I
A aldeia respirava outros ares
naquele prenúncio de primavera. Osmar fumava seu cachimbo de roseira, perto de
uma cancha de futebol, na vasta área militar do lugar, com um istmo
interessante que dava a vista para a ilha, suas luzes que começavam a despontar
em torno dos turvos ocasos. Um barco perto da orla mostrava uma letra
manuscrita a estibordo, perto da proa, uma boa embarcação, em que dois jovens
rapazes e um navegador veterano lançavam ao mar, com a haste vertical e sua
rede pronta, de espinhéu, para uma pesca no meio da baía, aquela baía extensa
que reunia em sua orla os bairros do continente. Conversavam entre si, pegavam,
já com o motor da embarcação ligado, cestos, baldes, provisionamentos e farnéis
de charque, açúcar, tabaco e uma garrafa de pinga para Elias, que apenas iria a
passeio.
Osmar chegara há pouco tempo no
bairro. Viera a pedido de uma senhora que havia perdido o marido em
circunstâncias meio duvidosas. A causa da morte havia sido afogamento, mas onde
foi encontrado o corpo era bem distante de seu apartamento, e ele não voltara
naquela noite, conforme seu hábito de chegar sempre à mesma hora, quando
fechavam a loja de departamentos onde trabalhava, em uma área mais
congestionada do bairro, este que se chamava Amendoeiras. Justamente naquela
zona onde morava um bom número de militares da reserva havia alguns ranchos de
pescador, e perto do terceiro rancho, em um pequeno molhe, em sua ponta, foi
encontrado o corpo de Anselmo. Quem o encontrou foi um homem de segurança
privada que parou a moto para fumar um cigarro, haja vista a jaqueta do morto
ser alaranjada, ainda com o uniforme de trabalho. Repetindo: causa da morte por
afogamento. O delegado Osmar colocou à disposição do trabalho três de seus
subordinados para investigar a área, enquanto Osmar pensava sobre essa equação
que indicava algo mais do que acidente ou suicídio, conforme relatara a mulher
da vítima. Algo indicava uma quebra de rotina, a distância onde ocorrera a
morte e, principalmente, um teaser que fora encontrado perto de uma capela
localizada em um sutil promontório natural que servia como um mirante. Osmar
fumava e tocava seu amuleto, um antigo colar de contas que ele conservava como
recordação e tinha a mania de ficar contando pedra por pedra, nessas horas em
que esperava maiores evidências ou maiores pistas. Observava alguns pássaros
que vinham em profusão quando um homem dava alguns peixes. Levantou-se e foi
falar com os pescadores que estariam saindo com o barco. Quando se aproximou
com a jaqueta marrom mais antiga, os sapatos lustrados e seu boné, olharam meio
de soslaio, como quem nota visivelmente a presença de um forasteiro. Elias
olho-o e esperou que Osmar chegasse mais perto. Franzia o sobrecenho num
trejeito de bêbado. Chamou-o.
- Convenhamos, estamos no meio de
uma confusão sem tamanho. – Meio estrábico, Elias olhava por sobre, num viés de
expressão dura, mas ao mesmo tempo gracejava, indiferente. Os outros pescadores
apenas se aquietaram e Osmar se dirigiu a um com farto bigode, que de qualquer
modo parecia mais receptivo.
- Há alguém que more nestes ranchos,
ou que cuida dos barcos à noite? – Perguntou.

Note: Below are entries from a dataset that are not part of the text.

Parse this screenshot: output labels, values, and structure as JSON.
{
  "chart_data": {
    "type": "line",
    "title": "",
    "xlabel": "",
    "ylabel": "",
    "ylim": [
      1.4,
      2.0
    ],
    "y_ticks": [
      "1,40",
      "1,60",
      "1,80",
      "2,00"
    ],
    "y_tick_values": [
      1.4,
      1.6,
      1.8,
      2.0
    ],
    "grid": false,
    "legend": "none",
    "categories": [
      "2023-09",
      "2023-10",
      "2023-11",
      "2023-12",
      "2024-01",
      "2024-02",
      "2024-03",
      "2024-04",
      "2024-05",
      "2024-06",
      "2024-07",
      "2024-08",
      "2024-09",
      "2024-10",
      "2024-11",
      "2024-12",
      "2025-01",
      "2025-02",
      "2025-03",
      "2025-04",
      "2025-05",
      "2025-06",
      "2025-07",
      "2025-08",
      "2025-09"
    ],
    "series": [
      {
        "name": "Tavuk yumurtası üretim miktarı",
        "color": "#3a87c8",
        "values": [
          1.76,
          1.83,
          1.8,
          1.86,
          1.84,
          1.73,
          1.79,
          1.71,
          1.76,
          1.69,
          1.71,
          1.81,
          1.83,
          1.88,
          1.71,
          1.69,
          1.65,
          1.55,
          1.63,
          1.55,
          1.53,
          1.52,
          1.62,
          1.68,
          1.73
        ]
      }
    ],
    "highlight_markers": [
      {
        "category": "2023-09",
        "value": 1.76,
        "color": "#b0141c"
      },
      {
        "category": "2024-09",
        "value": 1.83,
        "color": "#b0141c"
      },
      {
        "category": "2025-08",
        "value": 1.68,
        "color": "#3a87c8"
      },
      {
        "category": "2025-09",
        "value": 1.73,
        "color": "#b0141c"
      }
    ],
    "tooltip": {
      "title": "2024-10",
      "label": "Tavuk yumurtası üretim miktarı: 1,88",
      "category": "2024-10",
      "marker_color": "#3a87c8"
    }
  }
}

- Sim, respondeu o de bigode.
Trabalha como guarda noturno e vigia os ranchos.
- Desde que horas até que horas?
- Cerca das dez da noite até às
quatro e meia, cinco horas.
- Onde eu posso encontra-lo?
- Ele mora a quatro quarteirões
daqui. Trabalha também como frentista na parte da manhã. O senhor pode encontrá-lo
a esta hora no posto de gasolina Imperador Lineu.
- Fora ele, ficou mais alguém aqui
nesta madrugada?
- Olhe, tomamos um pouco de pinga
ontem, eu saí às nove. Geralmente nos reunimos depois do trabalho para
conversarmos. Temos esse hábito, mas sempre voltamos para a nossa casa mais
cedo.
- Algum de vocês porta um teaser?
- Não sei do que está falando,
senhor...?
- Inspetor Osmar, da homicídios.
Encontramos um perto da capela, usado. Você não sabe o que é um teaser?
- Não, isso eu sei, senhor... Mas
quem...
- Por enquanto é só, não saiam da
cidade, já que estamos averiguando tudo. Quero apenas que anotem meu telefone
e, se possível os pescadores dos ranchos todos pelas sete e quinze da noite
amanhã. Quero todos aqui. Por enquanto é só.